Eugene Tang reports on Bloomberg the details of the upcoming sale of works from the Guy and Myriam Ullens Foundation, the leading center for Chinese Contemporary art in Beijing:
The Ullens wanted poly, China’s largest auctioneer, to handle the sale to underscore his wish for his collection to remain in China. The Chinese government bans the export of most calligraphy, paintings produced before 1949. Even among artists who produced after the founding of the People’s Republic 60 years ago, most major works are banned from exports.

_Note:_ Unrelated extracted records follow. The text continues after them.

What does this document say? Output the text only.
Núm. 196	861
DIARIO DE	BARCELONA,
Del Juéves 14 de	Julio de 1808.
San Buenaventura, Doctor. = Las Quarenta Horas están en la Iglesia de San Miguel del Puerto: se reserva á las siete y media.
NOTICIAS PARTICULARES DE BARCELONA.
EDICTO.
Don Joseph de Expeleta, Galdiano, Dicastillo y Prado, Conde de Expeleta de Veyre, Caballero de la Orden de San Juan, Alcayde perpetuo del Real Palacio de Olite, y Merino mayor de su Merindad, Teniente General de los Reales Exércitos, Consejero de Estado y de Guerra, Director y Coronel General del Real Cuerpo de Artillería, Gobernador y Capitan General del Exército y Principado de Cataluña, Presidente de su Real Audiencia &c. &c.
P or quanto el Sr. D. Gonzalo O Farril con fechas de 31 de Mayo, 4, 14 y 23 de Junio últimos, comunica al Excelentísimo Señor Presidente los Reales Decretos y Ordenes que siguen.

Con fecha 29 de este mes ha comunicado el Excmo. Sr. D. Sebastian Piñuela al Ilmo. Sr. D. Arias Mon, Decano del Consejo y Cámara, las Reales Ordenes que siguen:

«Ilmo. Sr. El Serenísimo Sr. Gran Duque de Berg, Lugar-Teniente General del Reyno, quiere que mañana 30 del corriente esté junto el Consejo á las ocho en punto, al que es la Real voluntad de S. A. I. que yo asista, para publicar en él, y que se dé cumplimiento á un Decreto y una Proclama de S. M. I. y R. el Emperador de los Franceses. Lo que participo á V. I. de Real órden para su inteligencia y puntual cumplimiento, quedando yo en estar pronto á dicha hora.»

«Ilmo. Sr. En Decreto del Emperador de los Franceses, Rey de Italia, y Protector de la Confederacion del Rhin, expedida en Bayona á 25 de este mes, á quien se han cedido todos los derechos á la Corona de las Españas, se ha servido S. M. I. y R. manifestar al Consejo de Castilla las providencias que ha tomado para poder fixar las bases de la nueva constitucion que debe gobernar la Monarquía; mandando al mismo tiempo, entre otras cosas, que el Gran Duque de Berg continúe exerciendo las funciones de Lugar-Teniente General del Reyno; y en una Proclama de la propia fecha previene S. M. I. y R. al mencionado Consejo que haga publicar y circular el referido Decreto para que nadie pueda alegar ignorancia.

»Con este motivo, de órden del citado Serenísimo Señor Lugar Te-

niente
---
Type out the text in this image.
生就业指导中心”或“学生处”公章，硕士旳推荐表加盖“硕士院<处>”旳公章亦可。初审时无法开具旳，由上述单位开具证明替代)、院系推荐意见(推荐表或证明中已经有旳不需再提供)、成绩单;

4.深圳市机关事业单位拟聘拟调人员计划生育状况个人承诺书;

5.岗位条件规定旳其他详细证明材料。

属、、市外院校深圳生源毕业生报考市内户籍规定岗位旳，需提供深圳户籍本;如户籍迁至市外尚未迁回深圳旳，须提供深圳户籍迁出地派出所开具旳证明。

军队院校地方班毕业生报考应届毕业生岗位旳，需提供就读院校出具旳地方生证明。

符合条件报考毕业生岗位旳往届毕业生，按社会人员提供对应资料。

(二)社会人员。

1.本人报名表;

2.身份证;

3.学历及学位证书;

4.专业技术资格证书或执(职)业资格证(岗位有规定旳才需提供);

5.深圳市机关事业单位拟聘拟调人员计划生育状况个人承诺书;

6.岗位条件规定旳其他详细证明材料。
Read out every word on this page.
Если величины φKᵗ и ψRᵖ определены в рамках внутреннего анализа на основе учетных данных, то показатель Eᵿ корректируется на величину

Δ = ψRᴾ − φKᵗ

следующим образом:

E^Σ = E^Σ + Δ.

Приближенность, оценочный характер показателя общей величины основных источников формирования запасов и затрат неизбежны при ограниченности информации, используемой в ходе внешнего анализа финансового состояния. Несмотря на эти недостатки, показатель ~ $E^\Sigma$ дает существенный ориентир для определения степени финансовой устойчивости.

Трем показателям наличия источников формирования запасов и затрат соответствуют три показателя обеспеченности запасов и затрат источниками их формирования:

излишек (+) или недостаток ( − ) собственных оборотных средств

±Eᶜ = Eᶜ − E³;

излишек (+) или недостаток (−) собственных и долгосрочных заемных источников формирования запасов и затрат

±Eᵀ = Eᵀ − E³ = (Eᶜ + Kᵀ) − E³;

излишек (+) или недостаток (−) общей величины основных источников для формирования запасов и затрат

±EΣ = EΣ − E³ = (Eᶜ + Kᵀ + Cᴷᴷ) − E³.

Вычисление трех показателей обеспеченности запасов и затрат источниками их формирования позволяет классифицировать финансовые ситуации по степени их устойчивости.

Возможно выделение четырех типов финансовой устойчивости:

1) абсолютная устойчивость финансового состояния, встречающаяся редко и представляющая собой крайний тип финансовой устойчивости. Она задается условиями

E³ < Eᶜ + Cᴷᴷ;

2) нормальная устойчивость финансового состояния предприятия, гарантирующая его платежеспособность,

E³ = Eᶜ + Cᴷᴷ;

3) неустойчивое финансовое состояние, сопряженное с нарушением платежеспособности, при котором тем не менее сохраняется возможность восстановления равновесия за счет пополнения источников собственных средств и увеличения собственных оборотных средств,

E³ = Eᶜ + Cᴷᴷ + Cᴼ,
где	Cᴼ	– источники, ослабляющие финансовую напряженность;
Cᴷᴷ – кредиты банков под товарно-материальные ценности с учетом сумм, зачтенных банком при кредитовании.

Ullens, scion of a family of Belgian diplomats and sugar industrialists, last month announced his plan to sell three pieces of work from one of the world’s largest collection of Chinese contemporary art to fund his namesake private museum. Poly’s auction, scheduled for May 25 in Beijing, will also include a dozen pieces from his collection of artwork from the Song, Yuan, Ming and Qing dynasties.
Ullens, 74, began his collection with classical Chinese scrolls. As he began traveling frequently to China to run the family’s sugar business in the mid 1980s, his interest expanded to contemporary Chinese art.
The Guy & Myriam Ullens Foundation owns about 1,500 paintings, sculptures, installations and video works in its collection. They opened the Ullens Center for Contemporary Art in November 2007 in Beijing’s 798 art district, housing their collection in a Bauhaus-style former arms factory. [ . . . ]
Ullens and his wife Myriam bought 15 pieces of Chinese contemporary art last year, including an Ai Weiwei chandelier for $657,000 from Sotheby’s sale of Asian art in New York. Their collection includes paintings by Zhang Xiaogang, Zeng Fanzhi and Wang Guangyi.